I am getting too old to change, I suppose, but if I were younger, I just WOULD NOT listen to well-meaning advice!
Once again, thank you — and Merry Christmas.
Anne McCaffrey did know her dragons and runners. She may have made them up but she knew them, and she also based her story world on established science. In genres like sci-fi and fantasy, “write what you know” seems like impossible advice, but it’s actually excellent advice. In these genres, authors have to build worlds. In the case of sci-fi, the worlds have to be scientifically plausible. The worlds have rules and systems. Everything needs to be consistent and well established.
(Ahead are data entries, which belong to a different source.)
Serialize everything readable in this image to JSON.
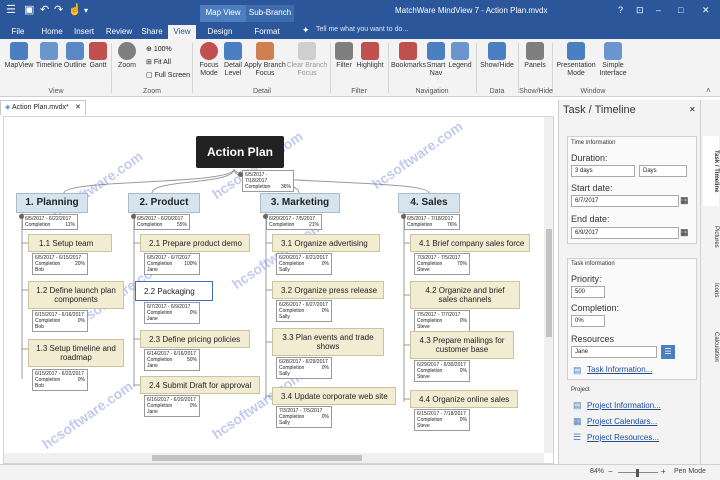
{
  "window": {
    "title": "MatchWare MindView 7 - Action Plan.mvdx",
    "minimize": "–",
    "maximize": "□",
    "close": "✕",
    "help": "?",
    "ribbon_toggle": "⊡"
  },
  "contextual": {
    "map_view": "Map View",
    "sub_branch": "Sub-Branch"
  },
  "menu_tabs": [
    "File",
    "Home",
    "Insert",
    "Review",
    "Share",
    "View",
    "Design",
    "Format"
  ],
  "active_tab": "View",
  "search": {
    "placeholder": "Tell me what you want to do..."
  },
  "ribbon": {
    "buttons": [
      "MapView",
      "Timeline",
      "Outline",
      "Gantt",
      "Zoom",
      "Focus Mode",
      "Detail Level",
      "Apply Branch Focus",
      "Clear Branch Focus",
      "Filter",
      "Highlight",
      "Bookmarks",
      "Smart Nav",
      "Legend",
      "Show/Hide",
      "Panels",
      "Presentation Mode",
      "Simple Interface"
    ],
    "zoom_small": [
      "100%",
      "Fit All",
      "Full Screen"
    ],
    "groups": [
      "View",
      "Zoom",
      "Detail",
      "Filter",
      "Navigation",
      "Data",
      "Show/Hide",
      "Window"
    ],
    "colors": {
      "accent": "#2b579a",
      "icon_blue": "#4a7fc1",
      "icon_red": "#c0504d",
      "icon_gray": "#7f7f7f"
    }
  },
  "doc_tab": {
    "label": "Action Plan.mvdx*",
    "close": "✕"
  },
  "map": {
    "root": {
      "label": "Action Plan",
      "dates": "6/5/2017 - 7/18/2017",
      "completion": "Completion",
      "percent": "36%"
    },
    "branches": [
      {
        "label": "1.  Planning",
        "dates": "6/5/2017 - 6/22/2017",
        "percent": "11%",
        "children": [
          {
            "label": "1.1  Setup team",
            "dates": "6/5/2017 - 6/15/2017",
            "percent": "20%",
            "owner": "Bob"
          },
          {
            "label": "1.2  Define launch plan components",
            "dates": "6/15/2017 - 6/16/2017",
            "percent": "0%",
            "owner": "Bob"
          },
          {
            "label": "1.3  Setup timeline and roadmap",
            "dates": "6/15/2017 - 6/22/2017",
            "percent": "0%",
            "owner": "Bob"
          }
        ]
      },
      {
        "label": "2.  Product",
        "dates": "6/5/2017 - 6/20/2017",
        "percent": "55%",
        "children": [
          {
            "label": "2.1  Prepare product demo",
            "dates": "6/5/2017 - 6/7/2017",
            "percent": "100%",
            "owner": "Jane"
          },
          {
            "label": "2.2  Packaging",
            "dates": "6/7/2017 - 6/9/2017",
            "percent": "0%",
            "owner": "Jane"
          },
          {
            "label": "2.3  Define pricing policies",
            "dates": "6/14/2017 - 6/16/2017",
            "percent": "50%",
            "owner": "Jane"
          },
          {
            "label": "2.4  Submit Draft for approval",
            "dates": "6/16/2017 - 6/20/2017",
            "percent": "0%",
            "owner": "Jane"
          }
        ]
      },
      {
        "label": "3.  Marketing",
        "dates": "6/20/2017 - 7/5/2017",
        "percent": "21%",
        "children": [
          {
            "label": "3.1  Organize advertising",
            "dates": "6/20/2017 - 6/21/2017",
            "percent": "0%",
            "owner": "Sally"
          },
          {
            "label": "3.2  Organize press release",
            "dates": "6/26/2017 - 6/27/2017",
            "percent": "0%",
            "owner": "Sally"
          },
          {
            "label": "3.3  Plan events and trade shows",
            "dates": "6/28/2017 - 6/29/2017",
            "percent": "0%",
            "owner": "Sally"
          },
          {
            "label": "3.4  Update corporate web site",
            "dates": "7/3/2017 - 7/5/2017",
            "percent": "0%",
            "owner": "Sally"
          }
        ]
      },
      {
        "label": "4.  Sales",
        "dates": "6/5/2017 - 7/18/2017",
        "percent": "76%",
        "children": [
          {
            "label": "4.1  Brief company sales force",
            "dates": "7/3/2017 - 7/5/2017",
            "percent": "70%",
            "owner": "Steve"
          },
          {
            "label": "4.2  Organize and brief sales channels",
            "dates": "7/5/2017 - 7/7/2017",
            "percent": "0%",
            "owner": "Steve"
          },
          {
            "label": "4.3  Prepare mailings for customer base",
            "dates": "6/29/2017 - 6/30/2017",
            "percent": "0%",
            "owner": "Steve"
          },
          {
            "label": "4.4  Organize online sales",
            "dates": "6/15/2017 - 7/18/2017",
            "percent": "0%",
            "owner": "Steve"
          }
        ]
      }
    ],
    "completion_label": "Completion"
  },
  "panel": {
    "title": "Task / Timeline",
    "close": "✕",
    "time_info": "Time information",
    "duration_label": "Duration:",
    "duration_value": "3 days",
    "duration_unit": "Days",
    "start_label": "Start date:",
    "start_value": "6/7/2017",
    "end_label": "End date:",
    "end_value": "6/9/2017",
    "task_info": "Task information",
    "priority_label": "Priority:",
    "priority_value": "500",
    "completion_label": "Completion:",
    "completion_value": "0%",
    "resources_label": "Resources",
    "resources_value": "Jane",
    "task_info_link": "Task Information...",
    "project": "Project",
    "project_links": [
      "Project Information...",
      "Project Calendars...",
      "Project Resources..."
    ]
  },
  "side_tabs": [
    "Task / Timeline",
    "Pictures",
    "Icons",
    "Calculation"
  ],
  "status": {
    "zoom": "84%",
    "minus": "−",
    "plus": "+",
    "mode": "Pen Mode"
  },
  "watermark": "hcsoftware.com"
}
That’s why so many authors work on world building before drafting. By researching to verify scientific plausibility and developing a concrete story world, the writer is getting to know the facts and details of his or her story.
I realize that “write what you know” is often taken to mean that authors should only write about things they already know a lot about, but I don’t think that is the true intent of the advice. I think it’s really more about knowing what you’re talking about before you write it, and that includes things you learn or things you invent.